И еще. Я тебе рассказывал, что примерно в те времена, в 90‑м году, в Энске скончалась моя матушка. Смерть ее была отчасти таинственной: то ли упала с морского обрыва, то ли покончила с собой. А может, ее даже толкнули. И мой отец хоть и не впрямую, но был в том виновен — во многом маму мою убило его, прямо скажем, разгульное поведение. Может, мне удастся — если я вдруг попаду в шкуру своего собственного отца — исправиться? И тем спасти маму? А может, я спасу ее самым непосредственным образом — в девяностом, физически?
Наконец, и сам отец мой тоже не прожил, я считаю, всего отмеренного ему срока. Тоже фактически погиб. Может, я и его жизнь сохраню‑улучшу?
Но главное, конечно, Кордубцев. Если бы не он, я не стал бы этого делать, поверь.
Когда я решу в прошлом все наши и свои дела, приду к профессору Рябчинскому, скажу ему заветную формулу, и он, я надеюсь, отправит меня обратно.
И мы снова встретимся.
Прости меня за все.
И все‑таки я смиренно надеюсь, что ты не бросишь бренное мое тело, позаботишься о нем.
Знай: как бы там ни было дальше, больше всего в этой жизни я люблю тебя, и больше всего мне будет не хватать именно тебя.
Твой
Ал. Дан.
Варя вернулась в комнату, где по‑прежнему мирно лежал‑спал навзничь ее сердечный друг.
Она сжала опущенные кулаки с такой силой, что ногти вонзились в ладони, и со всей злостью, во всю силу легких выкрикнула:
— Чертов эгоист!!!
Часть третья Завтра
Алексей
Очень сильно болела голова.
Состояние было как после тяжелейшего похмелья. Или в начале серьезного гриппа: все тело ломило, и совершенно не хотелось открывать зажмуренные глаза. Свет раздражал даже сквозь сомкнутые веки. И еще — откуда‑то неслась громкая, бравурная музыка. Сквозь пелену в ушах доносились бодрые слова марша:
Песню дружбы запевает молодежь, молодежь, молодежь!
Эту песню не задушишь, не убьешь! Не убьешь, не убьешь!
Но вокруг, кроме музыки, чувствовалось присутствие людей, которые напряженно вглядывались в него. Кто‑то произнес:
— Сергей, Серега! Да что с тобой? — и его осторожно потрясли за плечо.
Голос и рука были мужские.
«Сергей, — подумалось Данилову, — они называют меня Сергеем, как отца. Отлично. Значит, переселение удалось».
Он осторожно открыл глаза. Над ним склонились двое молодых парней. Русские, юные, странно постриженные и немного странно одетые.
— Ты чего, Серег? — произнес вдруг один, тот, что похудее. — Вдруг, ни с того ни с сего — кувырк…
— Не знаю, — прохрипел Данилов. Собственный голос был как чужой, звучал непривычно, непохоже. — Что‑то голова закружилась.
А музыка продолжала наяривать:
Каждый, кто честен,
Встань с нами вместе!
Против огня войны!
— Может, «Скорую» вызвать? — спросил второй заботливый друг, тот, что потолще.
— Да нет, какая «Скорая»! Музыку выключите.
Первый послушно метнулся к черной тарелке громкоговорителя — Данилов и не помнил таких. Убрал звук. Стало полегче.
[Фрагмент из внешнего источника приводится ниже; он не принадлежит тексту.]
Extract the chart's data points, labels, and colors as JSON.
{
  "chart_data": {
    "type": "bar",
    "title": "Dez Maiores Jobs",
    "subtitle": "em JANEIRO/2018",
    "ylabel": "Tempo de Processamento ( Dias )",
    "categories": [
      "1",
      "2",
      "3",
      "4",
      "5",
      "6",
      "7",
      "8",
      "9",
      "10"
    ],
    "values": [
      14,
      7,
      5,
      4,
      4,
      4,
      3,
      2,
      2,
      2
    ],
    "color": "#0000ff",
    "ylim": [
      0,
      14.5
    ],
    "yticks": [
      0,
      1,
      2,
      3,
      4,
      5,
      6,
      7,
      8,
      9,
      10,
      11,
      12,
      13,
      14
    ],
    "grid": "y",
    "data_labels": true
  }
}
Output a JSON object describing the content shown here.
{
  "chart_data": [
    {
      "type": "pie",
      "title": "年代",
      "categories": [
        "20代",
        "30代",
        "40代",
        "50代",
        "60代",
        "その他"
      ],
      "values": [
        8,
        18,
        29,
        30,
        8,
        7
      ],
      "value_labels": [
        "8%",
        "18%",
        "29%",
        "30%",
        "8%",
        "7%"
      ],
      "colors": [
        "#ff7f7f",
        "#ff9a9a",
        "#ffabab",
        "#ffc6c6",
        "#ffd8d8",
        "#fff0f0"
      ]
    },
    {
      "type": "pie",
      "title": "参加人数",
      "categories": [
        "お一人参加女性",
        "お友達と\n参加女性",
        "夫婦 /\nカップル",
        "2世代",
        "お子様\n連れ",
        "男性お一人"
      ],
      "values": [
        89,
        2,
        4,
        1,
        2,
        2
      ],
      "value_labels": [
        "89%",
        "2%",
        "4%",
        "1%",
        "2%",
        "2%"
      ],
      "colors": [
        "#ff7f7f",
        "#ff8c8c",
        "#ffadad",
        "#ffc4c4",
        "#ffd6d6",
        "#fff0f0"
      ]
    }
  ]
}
Алексей принялся тяжело подниматься. Тело плохо слушалось, было как чужое. Вот именно, чужое. Он посмотрел на свои руки — похожи, но не его. Вернее, они выглядят как руки его отца, когда тот был молодым. Вот именно: руки отца.
Данилов присел на кровать. Голова кружилась. Но все‑таки интерьер он разглядел: комната, в которой он пребывал, очень смахивала на общежитие. В общаге, в ДАСе[17], он проживал, когда учился на журфаке, и неплохо помнил тот немудрящий уют. Но тут все смотрелось гораздо более аскетично: три панцирные кровати с одеялами армейского образца, три тумбочки, один стул, большой круглый стол посредине, над ним лампочка в абажуре. Ни ночников, ни бра, ни картин на стенах. Сиротский неуют.
И ни одного зеркала. Да, зеркало бы не помешало.
Невольно пролетели мысли: «В конце восьмидесятых мой отец был уже большим человеком. Главный инженер или, кажется, даже директор комбината. При чем здесь общага?»